Manca poco per rivedere all’opera Primoz Roglic, sparito dai radar in primavera dopo la Liegi. Di lui si sa che è stato a Sierra Nevada e poi a Tignes con la Jumbo Visma, quindi che si è dedicato ad alcuni sopralluoghi sui percorsi del Tour, infine che ha trascorso dei giorni a casa. Quello che si sente dire in giro è che lo sloveno non voglia cadere nel problema dello scorso anno e così, per non rimanere a corto di gambe a fine Tour e arrivare in forze ancora alle Olimpiadi, abbia spostato tutto in avanti. Di fatto, i suoi giorni di gara nel 2021 sono stati 17 e concentrati fra il 7 marzo e il 25 aprile.
«E’ vero – ha confermato nella conferenza stampa della vigilia – è stato un approccio un po’ diverso, correndo poco in primavera, ma ho già fatto alcune cose del genere al Giro e alla Vuelta ed è andata bene. Normalmente vengo dall’altitudine e sono pronto. Lo scorso anno, il coronavirus ha cambiato tutto, quest’anno sono fiducioso. La squadra è super forte, cercheremo di fare del nostro meglio e vedremo come andrà».
Crono decisive
I sopralluoghi hanno riguardato le salite, ma soprattutto le crono, dato che come ci ha spiegato molto bene anche Marco Pinotti, le prove contro il tempo avranno il loro bel peso nell’assegnare la maglia gialla.

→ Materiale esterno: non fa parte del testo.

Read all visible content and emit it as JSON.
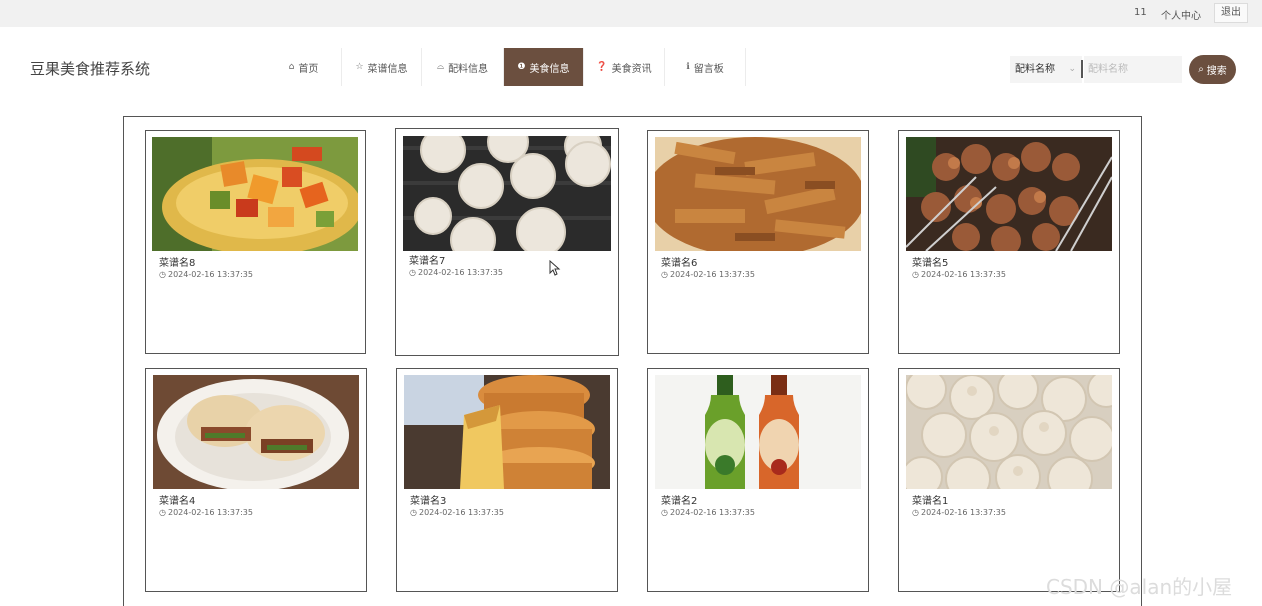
{
  "topbar": {
    "user_id": "11",
    "user_center": "个人中心",
    "logout": "退出"
  },
  "site": {
    "title": "豆果美食推荐系统"
  },
  "nav": {
    "items": [
      {
        "label": "首页",
        "icon": "home-icon",
        "glyph": "⌂"
      },
      {
        "label": "菜谱信息",
        "icon": "star-icon",
        "glyph": "☆"
      },
      {
        "label": "配料信息",
        "icon": "bag-icon",
        "glyph": "⌓"
      },
      {
        "label": "美食信息",
        "icon": "info-icon",
        "glyph": "❶"
      },
      {
        "label": "美食资讯",
        "icon": "question-icon",
        "glyph": "❓"
      },
      {
        "label": "留言板",
        "icon": "info-icon",
        "glyph": "ℹ"
      }
    ],
    "active_index": 3
  },
  "search": {
    "select_value": "配料名称",
    "placeholder": "配料名称",
    "button_label": "搜索"
  },
  "cards": [
    {
      "name": "菜谱名8",
      "date": "2024-02-16 13:37:35",
      "image": "pineapple-stirfry-photo"
    },
    {
      "name": "菜谱名7",
      "date": "2024-02-16 13:37:35",
      "image": "mooncake-tray-photo"
    },
    {
      "name": "菜谱名6",
      "date": "2024-02-16 13:37:35",
      "image": "braised-meat-photo"
    },
    {
      "name": "菜谱名5",
      "date": "2024-02-16 13:37:35",
      "image": "meat-skewers-photo"
    },
    {
      "name": "菜谱名4",
      "date": "2024-02-16 13:37:35",
      "image": "roujiamo-photo"
    },
    {
      "name": "菜谱名3",
      "date": "2024-02-16 13:37:35",
      "image": "egg-tarts-photo"
    },
    {
      "name": "菜谱名2",
      "date": "2024-02-16 13:37:35",
      "image": "juice-bottles-photo"
    },
    {
      "name": "菜谱名1",
      "date": "2024-02-16 13:37:35",
      "image": "dumplings-photo"
    }
  ],
  "watermark": "CSDN @alan的小屋",
  "colors": {
    "accent": "#6b4f3f",
    "topbar_bg": "#f1f1f1"
  }
}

«Le abbiamo provate entrambe – ha detto – per vedere se e quanto saranno decisive. L’anno scorso abbiamo capito che la crono resta un momento cruciale e può produrre grandi differenze. Tenendolo a mente, ci siamo allenati con più impegno sulla bici da crono. Vedremo. Quando ti alleni da solo, non vedi quanto siano forti gli altri».
Si vince e si perde insieme
Il passato torna, impossibile il contrario. Va bene aver vinto subito la Liegi e poi la Vuelta, ma perdere il Tour al penultimo giorno è un’esperienza che ti segna.
«Sono arrivato secondo – ha detto – ma se penso a quelle tre settimane di gara, ricordo anche momenti di grande intensità. I miei compagni hanno lavorato come matti, ero così orgoglioso di essere il loro leader e nessuno potrà negare che siamo stati la squadra migliore. Penso che da allora alcuni giovani sognino di correre in un gruppo del genere. Al contempo, sono consapevole che essere i più forti non basta. Per vincere serve mettere in atto la strategia migliore e forse su questo non siamo stati impeccabili. La sconfitta è stata dura da digerire, non ho molte parole per descrivere quello che provavo. Ma non è stato un discorso limitato a Roglic e al Tour – ha detto togliendosi qualche sassolino dalle scarpe – c’erano tante persone coinvolte, siamo una squadra e abbiamo fallito all’ultimo momento. Quando si vince, la vittoria è di tutti. Quando si perde, la sconfitta è solo mia?».
Nulla è per caso
L’attenuante dell’esperienza tutto sommato breve rispetto agli avversari può contare e non c’è modo migliore dello scottarsi le mani per accelerare l’apprendistato.
«Se guardo da dove vengo e dove sono ora – dice – non sapevo assolutamente nulla di ciclismo, non sapevo fin dove potevo arrivare, quello che potevo ottenere. Era tutto nuovo, anche la sofferenza sulla bici. Ho imparato che qualunque cosa mi passi per la testa, la sola cosa da fare è restare davanti. Ho imparato che per correre ai massimi livelli bisogna saper soffrire, ridursi se serve allo stremo delle forze. Ho imparato molto sulle dinamiche di squadra e sul lavoro dei compagni. Credetemi, la sconfitta dello scorso anno a caldo bruciava, ma in prospettiva è diventata una nuova strategia. Per cui è vero, è stato un approccio un po’ diverso, ma non è stato affatto per caso».